A decision was subsequently made to withdraw from managing the portfolio of properties altogether and the function was transferred to Rynda UK at the end of 2010. Ms Rhijnsburger continued doing precisely the same job as before, managing the properties in the Netherlands.

On 2 September 2011 Ms Rhijnsburger lost her job after falling out with her new bosses and argued before the ET that her dismissal was unfair.

In those circumstances, a preliminary issue arose as to whether her employment had automatically transferred to her new employer. If not, she did not have sufficient continuity of service to bring a claim. That issue, in turn, hinged on whether she was capable of constituting an 'organised grouping of employees' within the meaning of TUPE.

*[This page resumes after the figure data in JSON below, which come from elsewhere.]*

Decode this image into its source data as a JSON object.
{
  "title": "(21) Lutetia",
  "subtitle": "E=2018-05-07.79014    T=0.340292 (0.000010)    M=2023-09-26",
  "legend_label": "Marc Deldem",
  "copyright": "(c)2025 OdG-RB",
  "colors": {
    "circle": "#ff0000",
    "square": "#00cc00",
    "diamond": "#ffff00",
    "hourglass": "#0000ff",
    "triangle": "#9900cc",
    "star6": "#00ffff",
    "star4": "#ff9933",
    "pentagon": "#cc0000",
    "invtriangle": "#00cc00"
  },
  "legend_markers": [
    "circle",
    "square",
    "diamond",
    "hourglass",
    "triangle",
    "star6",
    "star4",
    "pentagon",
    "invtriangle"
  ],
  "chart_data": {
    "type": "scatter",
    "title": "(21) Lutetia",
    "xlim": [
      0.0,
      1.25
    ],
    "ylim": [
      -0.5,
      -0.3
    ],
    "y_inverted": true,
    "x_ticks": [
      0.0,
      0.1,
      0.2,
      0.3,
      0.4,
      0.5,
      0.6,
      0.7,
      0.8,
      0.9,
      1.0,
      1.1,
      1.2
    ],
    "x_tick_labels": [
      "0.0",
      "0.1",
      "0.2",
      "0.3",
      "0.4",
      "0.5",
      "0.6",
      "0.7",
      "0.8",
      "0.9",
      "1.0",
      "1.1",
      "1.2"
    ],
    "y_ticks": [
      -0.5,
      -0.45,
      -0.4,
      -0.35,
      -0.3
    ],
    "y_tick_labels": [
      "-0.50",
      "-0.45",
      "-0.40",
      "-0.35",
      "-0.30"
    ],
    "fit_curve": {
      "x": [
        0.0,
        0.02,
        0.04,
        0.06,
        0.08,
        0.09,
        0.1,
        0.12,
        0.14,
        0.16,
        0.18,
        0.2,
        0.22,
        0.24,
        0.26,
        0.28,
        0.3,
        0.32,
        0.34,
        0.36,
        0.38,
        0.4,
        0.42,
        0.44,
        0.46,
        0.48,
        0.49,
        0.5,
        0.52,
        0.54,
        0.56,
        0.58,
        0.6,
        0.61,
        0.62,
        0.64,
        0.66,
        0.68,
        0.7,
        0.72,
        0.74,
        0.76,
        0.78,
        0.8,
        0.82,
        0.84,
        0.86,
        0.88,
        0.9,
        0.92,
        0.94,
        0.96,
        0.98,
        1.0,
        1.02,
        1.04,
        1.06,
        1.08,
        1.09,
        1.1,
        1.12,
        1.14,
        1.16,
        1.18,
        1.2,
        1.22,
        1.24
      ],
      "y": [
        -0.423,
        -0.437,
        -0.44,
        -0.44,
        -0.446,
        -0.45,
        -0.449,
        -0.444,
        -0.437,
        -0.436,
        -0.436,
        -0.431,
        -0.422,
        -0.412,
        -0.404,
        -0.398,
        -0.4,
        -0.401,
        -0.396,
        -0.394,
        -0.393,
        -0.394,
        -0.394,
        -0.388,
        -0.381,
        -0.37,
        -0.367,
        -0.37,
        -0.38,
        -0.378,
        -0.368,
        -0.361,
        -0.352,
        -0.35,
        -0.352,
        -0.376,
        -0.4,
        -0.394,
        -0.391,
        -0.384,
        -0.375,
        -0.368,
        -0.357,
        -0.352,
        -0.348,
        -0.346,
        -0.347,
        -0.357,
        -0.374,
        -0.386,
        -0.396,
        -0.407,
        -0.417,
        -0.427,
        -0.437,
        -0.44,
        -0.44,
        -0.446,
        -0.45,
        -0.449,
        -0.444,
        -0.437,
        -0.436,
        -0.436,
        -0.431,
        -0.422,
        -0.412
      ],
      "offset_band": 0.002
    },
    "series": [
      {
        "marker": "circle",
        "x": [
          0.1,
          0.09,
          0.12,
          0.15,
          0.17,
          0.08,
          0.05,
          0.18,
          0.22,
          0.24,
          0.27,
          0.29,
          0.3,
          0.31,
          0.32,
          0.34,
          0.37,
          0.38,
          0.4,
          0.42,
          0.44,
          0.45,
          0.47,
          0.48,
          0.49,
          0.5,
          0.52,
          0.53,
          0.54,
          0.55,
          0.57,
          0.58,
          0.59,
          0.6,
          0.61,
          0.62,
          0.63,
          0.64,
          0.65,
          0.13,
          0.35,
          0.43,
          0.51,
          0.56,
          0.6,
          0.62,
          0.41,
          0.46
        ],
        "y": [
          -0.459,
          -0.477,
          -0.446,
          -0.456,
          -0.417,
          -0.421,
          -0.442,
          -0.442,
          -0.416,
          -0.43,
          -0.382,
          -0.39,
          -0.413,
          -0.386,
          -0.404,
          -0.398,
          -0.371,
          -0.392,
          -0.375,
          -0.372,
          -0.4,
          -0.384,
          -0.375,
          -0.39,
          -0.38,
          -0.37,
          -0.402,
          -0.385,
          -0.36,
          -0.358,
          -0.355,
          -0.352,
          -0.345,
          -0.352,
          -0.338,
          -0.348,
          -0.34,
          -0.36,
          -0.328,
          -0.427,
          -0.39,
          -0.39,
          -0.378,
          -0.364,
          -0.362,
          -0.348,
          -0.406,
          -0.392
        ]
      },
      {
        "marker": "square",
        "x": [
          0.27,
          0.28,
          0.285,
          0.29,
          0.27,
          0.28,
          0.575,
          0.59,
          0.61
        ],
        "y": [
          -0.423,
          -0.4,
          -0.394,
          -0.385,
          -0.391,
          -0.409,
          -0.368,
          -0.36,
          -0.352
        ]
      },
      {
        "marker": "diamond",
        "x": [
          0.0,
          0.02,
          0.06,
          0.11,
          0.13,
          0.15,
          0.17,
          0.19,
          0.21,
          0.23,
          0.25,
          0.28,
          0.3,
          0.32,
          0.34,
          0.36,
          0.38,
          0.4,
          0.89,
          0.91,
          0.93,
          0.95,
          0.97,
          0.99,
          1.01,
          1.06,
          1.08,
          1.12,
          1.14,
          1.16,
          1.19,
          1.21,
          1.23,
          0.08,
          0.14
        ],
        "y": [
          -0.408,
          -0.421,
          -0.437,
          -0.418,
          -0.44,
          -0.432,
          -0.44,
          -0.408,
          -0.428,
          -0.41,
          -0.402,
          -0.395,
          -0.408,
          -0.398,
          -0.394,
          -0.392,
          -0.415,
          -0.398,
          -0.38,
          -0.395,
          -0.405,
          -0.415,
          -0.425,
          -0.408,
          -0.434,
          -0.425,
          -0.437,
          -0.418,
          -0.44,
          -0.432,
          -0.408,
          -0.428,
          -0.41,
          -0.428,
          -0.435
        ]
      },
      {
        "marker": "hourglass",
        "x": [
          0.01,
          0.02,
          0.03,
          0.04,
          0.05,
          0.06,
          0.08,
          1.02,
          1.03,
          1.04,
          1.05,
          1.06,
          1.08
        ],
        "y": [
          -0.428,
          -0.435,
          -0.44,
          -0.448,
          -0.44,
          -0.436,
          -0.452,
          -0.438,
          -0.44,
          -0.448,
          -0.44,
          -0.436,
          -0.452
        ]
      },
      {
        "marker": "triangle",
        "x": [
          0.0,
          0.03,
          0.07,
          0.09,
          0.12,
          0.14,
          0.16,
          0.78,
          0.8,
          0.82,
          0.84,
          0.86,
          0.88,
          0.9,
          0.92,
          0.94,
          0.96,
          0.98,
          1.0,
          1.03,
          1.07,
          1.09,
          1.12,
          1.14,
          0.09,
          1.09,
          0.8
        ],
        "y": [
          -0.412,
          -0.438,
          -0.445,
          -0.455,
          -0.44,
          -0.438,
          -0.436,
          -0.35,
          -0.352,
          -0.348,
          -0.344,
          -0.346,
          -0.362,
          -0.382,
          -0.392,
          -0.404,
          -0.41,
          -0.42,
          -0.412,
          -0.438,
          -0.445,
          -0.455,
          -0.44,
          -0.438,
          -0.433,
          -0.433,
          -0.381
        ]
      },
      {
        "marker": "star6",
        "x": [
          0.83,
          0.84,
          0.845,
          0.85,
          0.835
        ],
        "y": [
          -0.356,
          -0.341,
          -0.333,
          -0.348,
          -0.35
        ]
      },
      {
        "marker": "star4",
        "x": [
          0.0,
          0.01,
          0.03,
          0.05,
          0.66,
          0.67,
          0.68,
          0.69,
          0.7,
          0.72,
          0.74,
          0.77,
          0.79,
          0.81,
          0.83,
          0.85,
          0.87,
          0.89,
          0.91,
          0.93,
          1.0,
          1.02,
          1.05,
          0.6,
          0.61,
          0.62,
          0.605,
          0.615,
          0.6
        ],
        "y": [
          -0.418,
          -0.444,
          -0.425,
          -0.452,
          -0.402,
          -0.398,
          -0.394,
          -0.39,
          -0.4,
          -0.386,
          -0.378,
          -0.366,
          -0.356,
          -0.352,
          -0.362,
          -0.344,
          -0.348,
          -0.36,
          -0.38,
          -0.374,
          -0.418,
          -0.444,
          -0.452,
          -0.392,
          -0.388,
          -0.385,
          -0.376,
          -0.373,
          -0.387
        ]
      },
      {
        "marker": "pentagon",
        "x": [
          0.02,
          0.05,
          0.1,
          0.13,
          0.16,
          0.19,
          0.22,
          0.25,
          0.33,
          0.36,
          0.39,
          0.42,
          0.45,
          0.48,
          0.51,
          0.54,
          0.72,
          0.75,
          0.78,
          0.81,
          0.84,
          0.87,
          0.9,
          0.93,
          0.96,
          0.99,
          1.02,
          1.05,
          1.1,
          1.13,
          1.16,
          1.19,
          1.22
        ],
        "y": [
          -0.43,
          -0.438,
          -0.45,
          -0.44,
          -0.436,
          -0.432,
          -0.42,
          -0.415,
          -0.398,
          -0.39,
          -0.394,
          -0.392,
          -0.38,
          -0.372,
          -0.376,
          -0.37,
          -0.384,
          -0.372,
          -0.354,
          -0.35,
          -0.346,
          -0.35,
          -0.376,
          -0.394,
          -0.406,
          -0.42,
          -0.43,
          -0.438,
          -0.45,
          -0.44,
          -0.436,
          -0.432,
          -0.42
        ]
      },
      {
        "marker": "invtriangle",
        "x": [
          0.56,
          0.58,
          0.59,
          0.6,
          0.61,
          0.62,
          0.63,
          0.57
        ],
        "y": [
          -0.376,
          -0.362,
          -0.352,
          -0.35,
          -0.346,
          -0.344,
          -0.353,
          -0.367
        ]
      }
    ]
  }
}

The ET, and subsequently the EAT, held that she was. In dismissing the employer's appeal, the Court of Appeal found that, notwithstanding that she was just one person, the earlier rulings contained no error of law. Immediately prior to the transfer, Ms Rhijnsburger comprised a group of only one person working exclusively on the Dutch property portfolio. The circumstances were different from those in the Eddie Stobart case because the situation arose as a result of a positive decision on the part of Ms Rhijnsburger's employer and was not a matter of 'happenstance'.